How to get cheap disaster recovery for a 124 TB Isilon filesystem?

On our Isilon cluster, we have a 124 TB file system. It is currently 38 percent full, with 31 million files. About half the data are image files, and the mean file size is 1.5 MB. We use snapshots to protect against accidental deletion, but we need something different to protect against total failure (e.g., sysadmin error, software error, or water, heat, or fire damage). And because we're a poor research lab, it shouldn't be too expensive.

We currently try to back up to tape, but that has two problems. First, just traversing the directory tree and stating each file takes more than five days, so even an incremental backup takes over a week. Second, and most important, a restore would takes many weeks, even months.

Ideally, we'd like to have access to much of the data again within a week of disaster. (It's fine to get the data back gradually over the course of several weeks if we can choose which directories to restore first, but sourcing new storage equipment and restoring would likely take much longer than that.) The only way I can think of recovering in a week is to maintain a replicate on disk at a separate location. It's OK to lose at least a few days of work, so the replication can lag a little or cover the file system over the course of several days. It's also OK for the replicate to have much poorer performance than the original.

The Isilon solution would be to use SyncIQ to replicate the file system to another cluster. Because this operates at the block level, it avoids the problem of traversing the file system and stat-ing each file. As can be expected, the cost is a little steep: the license for the SyncIQ software is $55k, and then there is the cost of the expensive Isilon storage to synchronize to (although using their cheaper NL storage helps a bit).

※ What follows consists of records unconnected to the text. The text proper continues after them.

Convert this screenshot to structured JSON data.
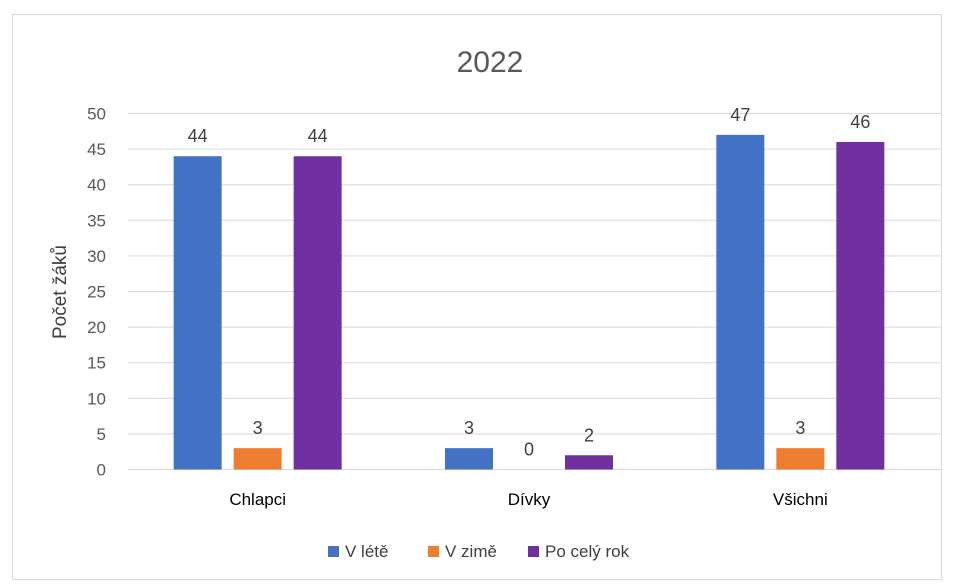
{
  "chart_data": {
    "type": "bar",
    "title": "2022",
    "xlabel": "",
    "ylabel": "Počet žáků",
    "ylim": [
      0,
      50
    ],
    "yticks": [
      0,
      5,
      10,
      15,
      20,
      25,
      30,
      35,
      40,
      45,
      50
    ],
    "grid": true,
    "legend_position": "bottom",
    "categories": [
      "Chlapci",
      "Dívky",
      "Všichni"
    ],
    "series": [
      {
        "name": "V létě",
        "color": "#4472C4",
        "values": [
          44,
          3,
          47
        ]
      },
      {
        "name": "V zimě",
        "color": "#ED7D31",
        "values": [
          3,
          0,
          3
        ]
      },
      {
        "name": "Po celý rok",
        "color": "#7030A0",
        "values": [
          44,
          2,
          46
        ]
      }
    ]
  }
}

I expect that the Isilon solution will come to somewhere between $500 and $1000 per TB, which is far better than the $1300–1900/TB we paid for the primary storage, but still a lot of money for us.

Given that raw hard drives can be had for $60/TB these days, I would hope that 124 TB of slow storage can be cobbled together for far below Isilon prices, and that there is a way to replicate changes in less than a week. Can you think of a way?


Solution 1:

I work at a shop that runs an Isilon cluster as well; I haven't really touched it too much, so I can't say TOO much about any particular details.

But the way we have it setup, we do indeed backup to tape; we have a tape robot so we don't have to deal with switching cartridges all the time (which I suppose makes long backups a lot more tolerable.) We also opted for the more expensive X series Isilon nodes and just got a bunch of them; yes, less storage per node, but also allows for a bit more tolerance for failure.